This refers to the letter ‘1971 in perspective’, which, among other things, said 70 per cent of Pakistan’s revenue was generated from jute, “but the share of East Pakistan was reduced to less than 30pc by the military rulers”.
The fact is that the jute cultivators were saved from the colonial era exploitation by Calcutta (now Kolkata). Besides, as academic Anwar H. Syed showed: “American advisers guided the ordering of priorities in Pakistan’s development plans (which some of these advisers later chose to condemn as having been exploitative of East Pakistan)” (China and Pakistan: Diplomacy of an Entente Cordiale, OUP, 1974, p.35). By 1968, cotton had overtaken jute as the largest foreign exchange earner. Why did the year 1971 spell the end of the jute industry in Bangladesh? It is a relevant question on all counts.

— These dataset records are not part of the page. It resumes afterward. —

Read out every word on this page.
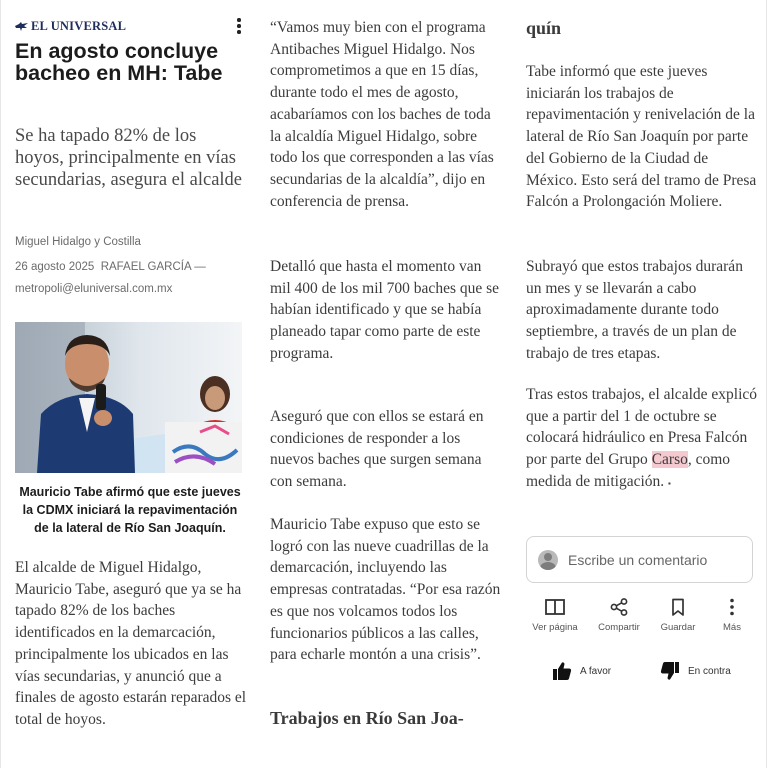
EL UNIVERSAL
En agosto concluye bacheo en MH: Tabe

Se ha tapado 82% de los hoyos, principalmente en vías secundarias, asegura el alcalde

Miguel Hidalgo y Costilla
26 agosto 2025 RAFAEL GARCÍA —metropoli@eluniversal.com.mx

Mauricio Tabe afirmó que este jueves la CDMX iniciará la repavimentación de la lateral de Río San Joaquín.

El alcalde de Miguel Hidalgo, Mauricio Tabe, aseguró que ya se ha tapado 82% de los baches identificados en la demarcación, principalmente los ubicados en las vías secundarias, y anunció que a finales de agosto estarán reparados el total de hoyos.

“Vamos muy bien con el programa Antibaches Miguel Hidalgo. Nos comprometimos a que en 15 días, durante todo el mes de agosto, acabaríamos con los baches de toda la alcaldía Miguel Hidalgo, sobre todo los que corresponden a las vías secundarias de la alcaldía”, dijo en conferencia de prensa.

Detalló que hasta el momento van mil 400 de los mil 700 baches que se habían identificado y que se había planeado tapar como parte de este programa.

Aseguró que con ellos se estará en condiciones de responder a los nuevos baches que surgen semana con semana.

Mauricio Tabe expuso que esto se logró con las nueve cuadrillas de la demarcación, incluyendo las empresas contratadas. “Por esa razón es que nos volcamos todos los funcionarios públicos a las calles, para echarle montón a una crisis”.

Trabajos en Río San Joa-
quín

Tabe informó que este jueves iniciarán los trabajos de repavimentación y renivelación de la lateral de Río San Joaquín por parte del Gobierno de la Ciudad de México. Esto será del tramo de Presa Falcón a Prolongación Moliere.

Subrayó que estos trabajos durarán un mes y se llevarán a cabo aproximadamente durante todo septiembre, a través de un plan de trabajo de tres etapas.

Tras estos trabajos, el alcalde explicó que a partir del 1 de octubre se colocará hidráulico en Presa Falcón por parte del Grupo Carso, como medida de mitigación. ▪

Escribe un comentario
Ver página	Compartir	Guardar	Más
A favor	En contra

As regards the contention that Yahya Khan had refused to hand over power to the majority party of Sheikh Mujibur Rahman; here is what Yahya said in his deposition before the Hamoodur Rahman Commission: “I offered to appoint him the deputy chief martial law adminis- trator there and then. He laughed and rejected the idea as too ridiculous” (A. Basit, The Breaking of Pakistan, Liberty, 1997, p.32].
As for Operation Searchlight, there is overwhelming evidence that it was preceded by 25 days of atrocities against the non-Bengali population.
Above all, the Six-Point agenda of Mujibur Rahman, as per the Awami League manifesto, was not a recipe for the separation of the eastern wing, but of the disintegration of West Pakistan.